Azmon Alexander was deemed by the police as a “person of interest” following the disappearance of Irma Rampersad, 49, and her daughters, Felicia, 17, and Jennelle Gonzales, 19, and Irma’s granddaughter, one-year-old Shania Amoroso, when they went missing from their Paria Morne Bleu Road, Brasso Seco, home on October 26.

Their disappearance was reported to the police on October 26.

A family friend, Felix Martinez, 52, also went missing a short time after.

Suspect: Azmon Alexander
Suspect: Azmon Alexander

On November 8, the bodies of Irma Rampersad and Shania Amoroso were found in the depths of the Brasso Seco Forest by a combined team of police and soldiers who used K9 sniffer dogs to locate the people.
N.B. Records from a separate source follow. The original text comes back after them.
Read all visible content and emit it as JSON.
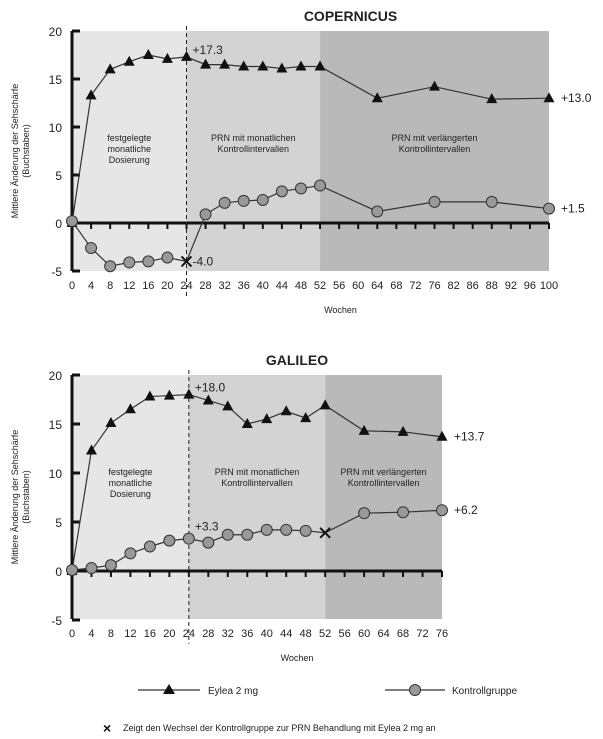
{
  "chart_data": [
    {
      "type": "line",
      "title": "COPERNICUS",
      "xlabel": "Wochen",
      "ylabel": "Mittlere Änderung der Sehschärfe (Buchstaben)",
      "ylim": [
        -5,
        20
      ],
      "yticks": [
        "20",
        "15",
        "10",
        "5",
        "0",
        "-5"
      ],
      "x": [
        "0",
        "4",
        "8",
        "12",
        "16",
        "20",
        "24",
        "28",
        "32",
        "36",
        "40",
        "44",
        "48",
        "52",
        "56",
        "60",
        "64",
        "68",
        "72",
        "76",
        "82",
        "86",
        "88",
        "92",
        "96",
        "100"
      ],
      "phases": [
        {
          "label": "festgelegte monatliche Dosierung",
          "from": "0",
          "to": "24",
          "color": "#e6e6e6"
        },
        {
          "label": "PRN mit monatlichen Kontrollintervallen",
          "from": "24",
          "to": "52",
          "color": "#d3d3d3"
        },
        {
          "label": "PRN mit verlängerten Kontrollintervallen",
          "from": "52",
          "to": "100",
          "color": "#b9b9b9"
        }
      ],
      "series": [
        {
          "name": "Eylea 2 mg",
          "marker": "triangle",
          "points": [
            [
              "0",
              0
            ],
            [
              "4",
              13.3
            ],
            [
              "8",
              16.0
            ],
            [
              "12",
              16.8
            ],
            [
              "16",
              17.5
            ],
            [
              "20",
              17.1
            ],
            [
              "24",
              17.3
            ],
            [
              "28",
              16.5
            ],
            [
              "32",
              16.5
            ],
            [
              "36",
              16.3
            ],
            [
              "40",
              16.3
            ],
            [
              "44",
              16.1
            ],
            [
              "48",
              16.3
            ],
            [
              "52",
              16.3
            ],
            [
              "64",
              13.0
            ],
            [
              "76",
              14.2
            ],
            [
              "88",
              12.9
            ],
            [
              "100",
              13.0
            ]
          ]
        },
        {
          "name": "Kontrollgruppe",
          "marker": "circle",
          "switch_at": "24",
          "points": [
            [
              "0",
              0.2
            ],
            [
              "4",
              -2.6
            ],
            [
              "8",
              -4.5
            ],
            [
              "12",
              -4.1
            ],
            [
              "16",
              -4.0
            ],
            [
              "20",
              -3.6
            ],
            [
              "24",
              -4.0
            ],
            [
              "28",
              0.9
            ],
            [
              "32",
              2.1
            ],
            [
              "36",
              2.3
            ],
            [
              "40",
              2.4
            ],
            [
              "44",
              3.3
            ],
            [
              "48",
              3.6
            ],
            [
              "52",
              3.9
            ],
            [
              "64",
              1.2
            ],
            [
              "76",
              2.2
            ],
            [
              "88",
              2.2
            ],
            [
              "100",
              1.5
            ]
          ]
        }
      ],
      "annotations": [
        {
          "text": "+17.3",
          "at": "24",
          "y": 17.3
        },
        {
          "text": "-4.0",
          "at": "24",
          "y": -4.0
        },
        {
          "text": "+13.0",
          "at": "100",
          "y": 13.0
        },
        {
          "text": "+1.5",
          "at": "100",
          "y": 1.5
        }
      ]
    },
    {
      "type": "line",
      "title": "GALILEO",
      "xlabel": "Wochen",
      "ylabel": "Mittlere Änderung der Sehschärfe (Buchstaben)",
      "ylim": [
        -5,
        20
      ],
      "yticks": [
        "20",
        "15",
        "10",
        "5",
        "0",
        "-5"
      ],
      "x": [
        "0",
        "4",
        "8",
        "12",
        "16",
        "20",
        "24",
        "28",
        "32",
        "36",
        "40",
        "44",
        "48",
        "52",
        "56",
        "60",
        "64",
        "68",
        "72",
        "76"
      ],
      "phases": [
        {
          "label": "festgelegte monatliche Dosierung",
          "from": "0",
          "to": "24",
          "color": "#e6e6e6"
        },
        {
          "label": "PRN mit monatlichen Kontrollintervallen",
          "from": "24",
          "to": "52",
          "color": "#d3d3d3"
        },
        {
          "label": "PRN mit verlängerten Kontrollintervallen",
          "from": "52",
          "to": "76",
          "color": "#b9b9b9"
        }
      ],
      "series": [
        {
          "name": "Eylea 2 mg",
          "marker": "triangle",
          "points": [
            [
              "0",
              0
            ],
            [
              "4",
              12.3
            ],
            [
              "8",
              15.1
            ],
            [
              "12",
              16.5
            ],
            [
              "16",
              17.8
            ],
            [
              "20",
              17.9
            ],
            [
              "24",
              18.0
            ],
            [
              "28",
              17.4
            ],
            [
              "32",
              16.8
            ],
            [
              "36",
              15.0
            ],
            [
              "40",
              15.5
            ],
            [
              "44",
              16.3
            ],
            [
              "48",
              15.6
            ],
            [
              "52",
              16.9
            ],
            [
              "60",
              14.3
            ],
            [
              "68",
              14.2
            ],
            [
              "76",
              13.7
            ]
          ]
        },
        {
          "name": "Kontrollgruppe",
          "marker": "circle",
          "switch_at": "52",
          "points": [
            [
              "0",
              0.1
            ],
            [
              "4",
              0.3
            ],
            [
              "8",
              0.6
            ],
            [
              "12",
              1.8
            ],
            [
              "16",
              2.5
            ],
            [
              "20",
              3.1
            ],
            [
              "24",
              3.3
            ],
            [
              "28",
              2.9
            ],
            [
              "32",
              3.7
            ],
            [
              "36",
              3.7
            ],
            [
              "40",
              4.2
            ],
            [
              "44",
              4.2
            ],
            [
              "48",
              4.1
            ],
            [
              "52",
              3.9
            ],
            [
              "60",
              5.9
            ],
            [
              "68",
              6.0
            ],
            [
              "76",
              6.2
            ]
          ]
        }
      ],
      "annotations": [
        {
          "text": "+18.0",
          "at": "24",
          "y": 18.0
        },
        {
          "text": "+3.3",
          "at": "24",
          "y": 3.3
        },
        {
          "text": "+13.7",
          "at": "76",
          "y": 13.7
        },
        {
          "text": "+6.2",
          "at": "76",
          "y": 6.2
        }
      ]
    }
  ],
  "legend": {
    "items": [
      {
        "label": "Eylea 2 mg",
        "marker": "triangle"
      },
      {
        "label": "Kontrollgruppe",
        "marker": "circle"
      }
    ],
    "note": "Zeigt den Wechsel der Kontrollgruppe zur PRN Behandlung mit Eylea 2 mg an"
  }
}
The body of Martinez was found hours after.

With the discovery of the three bodies, residents of Brasso Seco became even more fearful of the man believed responsible for the killings and, according to several residents, they began implementing an unofficial curfew which saw them all in their respective homes by 8 p.m.

Then also began rumours that Alexander was seen in the area and had disguised himself as a woman in a bid to flee the forest which had been under a heavy police dragnet since investigations into the missing people began.

In the end he was not found in a dress or a wig.

He was not even clean-shaven and was actually arrested wearing 3/4 pants and a T-shirt around 10.30 am along the Lennox-Yearwood Boulevard in Malabar, Arima, in a green Mazda motor car.

He had a cutlass in his possession and was the lone passenger apart from the driver.

He offered no resistance when the police nabbed him.

In Brasso Seco yesterday, the Express was told that following the arrest the community’s road to normalcy would be a long one.